With Steve Carell in the Title Role, Chekhov’s Comedic Elements Stand Out in This ‘Uncle Vanya’

Unfortunately, while Carell and many others in the cast offer credible performances, the revival now at Lincoln Center Theater, featuring a new adaptation by Heidi Schreck, fails to live up to other interpretations of the play.

Marc J. Franklin
Steve Carell as Vanya. Marc J. Franklin

Before this past weekend, the last production I had caught of “Uncle Vanya” — and one of the best I’ve ever seen — was staged in the living room of a Manhattan loft, with the actor and director David Cromer cast in the title role. The company, which toured similarly intimate local spaces last summer and also included Bill Irwin and Marin Ireland, both superb, used a popular translation by Paul Schmidt; regardless, it felt utterly, at times devastatingly, fresh.

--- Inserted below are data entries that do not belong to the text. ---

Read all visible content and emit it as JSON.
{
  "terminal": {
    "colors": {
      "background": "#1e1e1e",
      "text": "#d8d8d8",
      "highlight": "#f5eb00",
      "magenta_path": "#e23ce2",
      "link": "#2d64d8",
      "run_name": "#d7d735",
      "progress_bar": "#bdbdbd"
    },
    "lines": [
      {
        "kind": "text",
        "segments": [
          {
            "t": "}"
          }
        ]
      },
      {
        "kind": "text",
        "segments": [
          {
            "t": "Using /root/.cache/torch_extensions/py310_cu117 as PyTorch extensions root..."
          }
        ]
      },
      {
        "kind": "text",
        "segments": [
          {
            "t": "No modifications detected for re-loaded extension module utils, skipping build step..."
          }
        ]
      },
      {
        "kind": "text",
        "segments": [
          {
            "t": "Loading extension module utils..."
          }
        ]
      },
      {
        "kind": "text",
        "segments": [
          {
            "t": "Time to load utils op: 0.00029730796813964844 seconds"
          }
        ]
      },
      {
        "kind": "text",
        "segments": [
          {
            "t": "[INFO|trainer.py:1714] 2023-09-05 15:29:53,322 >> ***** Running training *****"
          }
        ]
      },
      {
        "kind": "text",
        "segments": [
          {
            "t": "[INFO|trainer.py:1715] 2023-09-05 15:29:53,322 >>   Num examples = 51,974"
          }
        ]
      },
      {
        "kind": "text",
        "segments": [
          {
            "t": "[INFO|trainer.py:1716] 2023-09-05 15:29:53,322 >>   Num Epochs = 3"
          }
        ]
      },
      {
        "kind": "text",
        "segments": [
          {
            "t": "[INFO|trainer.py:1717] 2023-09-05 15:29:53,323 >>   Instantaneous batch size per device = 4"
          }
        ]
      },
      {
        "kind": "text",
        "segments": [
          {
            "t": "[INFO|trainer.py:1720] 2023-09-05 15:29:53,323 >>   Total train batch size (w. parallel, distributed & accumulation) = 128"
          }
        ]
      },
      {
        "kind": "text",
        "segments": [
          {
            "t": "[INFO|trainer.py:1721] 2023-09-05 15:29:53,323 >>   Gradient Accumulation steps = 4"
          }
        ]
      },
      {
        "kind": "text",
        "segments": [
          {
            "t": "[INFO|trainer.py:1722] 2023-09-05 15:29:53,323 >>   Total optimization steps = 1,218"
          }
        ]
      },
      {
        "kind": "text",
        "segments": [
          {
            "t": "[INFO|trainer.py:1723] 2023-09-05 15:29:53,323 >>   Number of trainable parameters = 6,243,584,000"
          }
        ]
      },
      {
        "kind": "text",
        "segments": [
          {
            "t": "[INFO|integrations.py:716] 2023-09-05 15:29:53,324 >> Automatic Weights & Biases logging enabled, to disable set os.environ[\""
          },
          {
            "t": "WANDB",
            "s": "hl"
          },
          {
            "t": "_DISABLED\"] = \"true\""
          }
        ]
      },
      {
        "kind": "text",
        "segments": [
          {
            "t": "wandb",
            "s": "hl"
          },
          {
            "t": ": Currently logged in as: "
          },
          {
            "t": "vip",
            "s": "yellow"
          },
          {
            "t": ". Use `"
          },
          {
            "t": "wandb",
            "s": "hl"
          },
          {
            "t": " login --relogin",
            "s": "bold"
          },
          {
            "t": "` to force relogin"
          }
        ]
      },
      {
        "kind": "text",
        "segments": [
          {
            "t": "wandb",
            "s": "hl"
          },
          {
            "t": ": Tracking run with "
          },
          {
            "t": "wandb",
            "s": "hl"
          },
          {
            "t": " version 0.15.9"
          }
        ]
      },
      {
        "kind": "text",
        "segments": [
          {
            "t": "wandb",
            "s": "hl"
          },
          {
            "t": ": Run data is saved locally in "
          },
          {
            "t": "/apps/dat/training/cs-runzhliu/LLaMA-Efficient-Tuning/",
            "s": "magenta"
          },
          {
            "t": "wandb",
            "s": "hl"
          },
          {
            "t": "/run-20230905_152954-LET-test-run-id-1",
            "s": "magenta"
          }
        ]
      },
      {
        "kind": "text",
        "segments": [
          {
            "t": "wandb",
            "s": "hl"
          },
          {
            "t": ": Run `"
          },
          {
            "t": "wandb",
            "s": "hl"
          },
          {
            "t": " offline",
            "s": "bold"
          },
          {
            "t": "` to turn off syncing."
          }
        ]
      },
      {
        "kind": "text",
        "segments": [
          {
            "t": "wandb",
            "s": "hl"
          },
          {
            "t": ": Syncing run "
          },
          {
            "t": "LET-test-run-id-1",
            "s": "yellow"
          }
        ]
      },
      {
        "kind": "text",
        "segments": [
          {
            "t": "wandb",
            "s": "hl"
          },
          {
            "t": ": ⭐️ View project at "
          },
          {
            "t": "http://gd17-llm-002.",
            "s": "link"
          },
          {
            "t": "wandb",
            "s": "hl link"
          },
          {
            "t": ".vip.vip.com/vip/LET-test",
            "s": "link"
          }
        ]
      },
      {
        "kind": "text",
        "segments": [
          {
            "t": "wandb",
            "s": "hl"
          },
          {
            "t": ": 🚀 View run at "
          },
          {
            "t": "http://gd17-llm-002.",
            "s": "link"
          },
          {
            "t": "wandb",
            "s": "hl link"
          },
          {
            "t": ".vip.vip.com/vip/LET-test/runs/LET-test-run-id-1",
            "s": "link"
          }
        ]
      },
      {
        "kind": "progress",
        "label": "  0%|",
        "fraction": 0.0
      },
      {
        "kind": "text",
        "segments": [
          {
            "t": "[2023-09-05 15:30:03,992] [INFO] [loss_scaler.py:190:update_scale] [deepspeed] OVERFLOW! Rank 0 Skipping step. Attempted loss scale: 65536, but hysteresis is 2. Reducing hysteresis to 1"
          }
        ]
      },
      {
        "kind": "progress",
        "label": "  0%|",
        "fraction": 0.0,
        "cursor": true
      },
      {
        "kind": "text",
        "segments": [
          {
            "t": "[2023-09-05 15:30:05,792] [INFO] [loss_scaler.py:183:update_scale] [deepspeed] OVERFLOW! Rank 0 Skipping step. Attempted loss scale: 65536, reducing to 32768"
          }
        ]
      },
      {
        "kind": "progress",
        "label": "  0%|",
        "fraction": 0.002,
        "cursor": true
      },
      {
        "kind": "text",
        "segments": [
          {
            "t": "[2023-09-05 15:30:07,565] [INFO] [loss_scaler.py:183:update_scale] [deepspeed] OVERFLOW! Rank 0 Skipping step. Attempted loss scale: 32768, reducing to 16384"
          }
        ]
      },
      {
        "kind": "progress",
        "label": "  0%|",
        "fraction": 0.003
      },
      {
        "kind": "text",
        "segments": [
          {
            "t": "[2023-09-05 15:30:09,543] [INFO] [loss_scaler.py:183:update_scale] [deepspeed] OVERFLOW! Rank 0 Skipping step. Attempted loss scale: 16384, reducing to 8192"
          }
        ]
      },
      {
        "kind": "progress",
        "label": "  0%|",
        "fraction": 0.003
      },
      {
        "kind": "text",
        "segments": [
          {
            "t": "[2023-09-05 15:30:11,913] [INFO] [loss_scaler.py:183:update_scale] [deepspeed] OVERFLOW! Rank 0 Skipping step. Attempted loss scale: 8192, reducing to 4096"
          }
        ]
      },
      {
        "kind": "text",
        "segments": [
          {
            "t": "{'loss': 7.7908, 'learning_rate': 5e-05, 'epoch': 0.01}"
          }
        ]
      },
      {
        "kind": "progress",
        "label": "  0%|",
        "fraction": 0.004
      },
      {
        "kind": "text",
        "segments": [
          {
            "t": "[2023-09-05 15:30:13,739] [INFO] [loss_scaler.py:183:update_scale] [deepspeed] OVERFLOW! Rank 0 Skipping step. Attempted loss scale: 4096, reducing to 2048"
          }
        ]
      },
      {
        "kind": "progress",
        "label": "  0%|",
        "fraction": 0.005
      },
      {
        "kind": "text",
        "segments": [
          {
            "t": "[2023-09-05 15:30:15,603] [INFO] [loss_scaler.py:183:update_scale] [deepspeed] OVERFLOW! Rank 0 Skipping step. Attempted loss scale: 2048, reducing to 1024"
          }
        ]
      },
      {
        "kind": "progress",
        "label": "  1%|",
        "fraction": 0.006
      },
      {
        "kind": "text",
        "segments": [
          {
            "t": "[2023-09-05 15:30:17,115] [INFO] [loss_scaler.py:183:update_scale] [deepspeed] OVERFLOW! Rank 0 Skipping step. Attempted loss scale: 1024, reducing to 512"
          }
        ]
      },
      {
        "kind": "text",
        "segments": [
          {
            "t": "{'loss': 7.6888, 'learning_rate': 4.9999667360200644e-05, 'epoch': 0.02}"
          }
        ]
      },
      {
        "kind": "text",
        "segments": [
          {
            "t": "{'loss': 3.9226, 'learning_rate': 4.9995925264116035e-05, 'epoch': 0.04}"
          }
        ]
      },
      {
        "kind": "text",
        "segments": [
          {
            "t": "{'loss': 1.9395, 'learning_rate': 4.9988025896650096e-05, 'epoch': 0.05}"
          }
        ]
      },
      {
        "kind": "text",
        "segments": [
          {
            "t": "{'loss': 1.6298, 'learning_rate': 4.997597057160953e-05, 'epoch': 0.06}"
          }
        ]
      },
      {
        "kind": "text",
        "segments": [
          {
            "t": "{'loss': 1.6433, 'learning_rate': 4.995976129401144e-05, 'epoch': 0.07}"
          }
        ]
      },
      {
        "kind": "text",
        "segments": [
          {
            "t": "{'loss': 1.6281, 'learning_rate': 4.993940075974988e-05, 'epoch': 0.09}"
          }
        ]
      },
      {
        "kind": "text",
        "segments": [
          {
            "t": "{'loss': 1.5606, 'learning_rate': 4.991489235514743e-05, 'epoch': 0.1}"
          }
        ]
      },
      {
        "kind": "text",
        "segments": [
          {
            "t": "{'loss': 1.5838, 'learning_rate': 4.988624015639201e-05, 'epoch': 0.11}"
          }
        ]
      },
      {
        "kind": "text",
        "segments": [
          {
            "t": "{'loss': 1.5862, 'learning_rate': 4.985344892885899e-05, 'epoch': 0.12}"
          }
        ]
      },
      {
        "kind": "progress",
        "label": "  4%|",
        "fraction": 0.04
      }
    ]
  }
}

The revival of “Uncle Vanya” that has just arrived at Lincoln Center Theater features a new adaptation by Heidi Schreck, who became the darling of New York theater several years back, when her polemic “What the Constitution Means to Me” — which drew on her experiences as a teenage debater and in which she also starred — scooped up a bevy of honors, from an Obie Award to a Tony nomination once it transferred to Broadway. 

For many, though, the main attraction of this new “Vanya” will be Steve Carell, the TV and film star who is making his Broadway debut as Chekhov’s forlorn protagonist. Like other works by the playwright, “Vanya” boasts often underexploited comedic elements, so it shouldn’t be too surprising that an actor whose high-profile credits include “The Office,” “The 40-Year-Old Virgin,” and the animated classic “Despicable Me” would be drawn to it.    

A few of Mr. Carell’s screen projects in recent years have suggested he’s also growing more eager to flex his dramatic muscles, and in a part that has attracted ace players from Ralph Richardson to Simon Russell Beale, he would seem to have a strong vehicle. The director Lila Neugebauer, fresh off her triumphant helming of “Appropriate,” has surrounded him with accomplished stage veterans, among them Jayne Houdyshell, Alfred Molina, and Alison Pill. 

Alfred Molina and Anika Noni Rose in ‘Uncle Vanya.’ Marc J. Franklin

The results are … meh. At least Ms. Schreck has not done anything radically different, as I’d feared she might — like, say, turn Alexander, the insufferably vain, whiny, money-grubbing professor who was married to Vanya’s late sister (expertly played by Mr. Molina), into an orange-faced real estate mogul. The setting is listed simply as the family’s country estate and farm, with no tortured attempts to underline parallels between social change and inaction — key themes in the play — in 19th century Russia and our country today.

Mimi Lien’s starkly handsome set does at one point feature a turntable, on which Alexander’s beautiful and eternally bored second wife, Elena — played by an elegant Anika Noni Rose — spins vinyl recordings by Miles Davis. Ms. Rose enjoys a nice chemistry with William Jackson Harper, who brings a relaxed sexiness to the environmentally conscious doctor Astrov, one of several characters bewitched into lethargy by the visiting Elena’s presence.

Of course, Vanya pines just as desperately, if less successfully, for the younger woman’s affection; in Mr. Carell’s performance, though, his longing can seem less intense, and less sad, than it has with other Vanyas I’ve seen. The leading man is predictably effective when the play, and Ms. Neugebauer, allow him to be more patently buffoonish; when he crawls across a table furiously during Vanya’s climactic showdown with Alexander, the character’s frustration is both accessible and hilarious.

Mr. Carell is, to be fair, credible in bleaker moments; he just never quite breaks our hearts, as anyone playing this defeated man must. That task falls to Ms. Pill, who is cast as the similarly put-upon but less disgruntled Sonia, Vanya’s niece and Alexander’s daughter. The actress shimmers in the part, exuding a girlish buoyancy that leaves us shattered when it is inevitably extinguished. 

Ms. Houdyshell and fellow virtuosos Jonathan Hadary and Mia Katigbak prove characteristically supple in other roles, and Chekhov’s remarkable ability to fuse the comic and tragic and a sense of futility with one of hope ultimately shines through — just not as brightly as it has in better interpretations.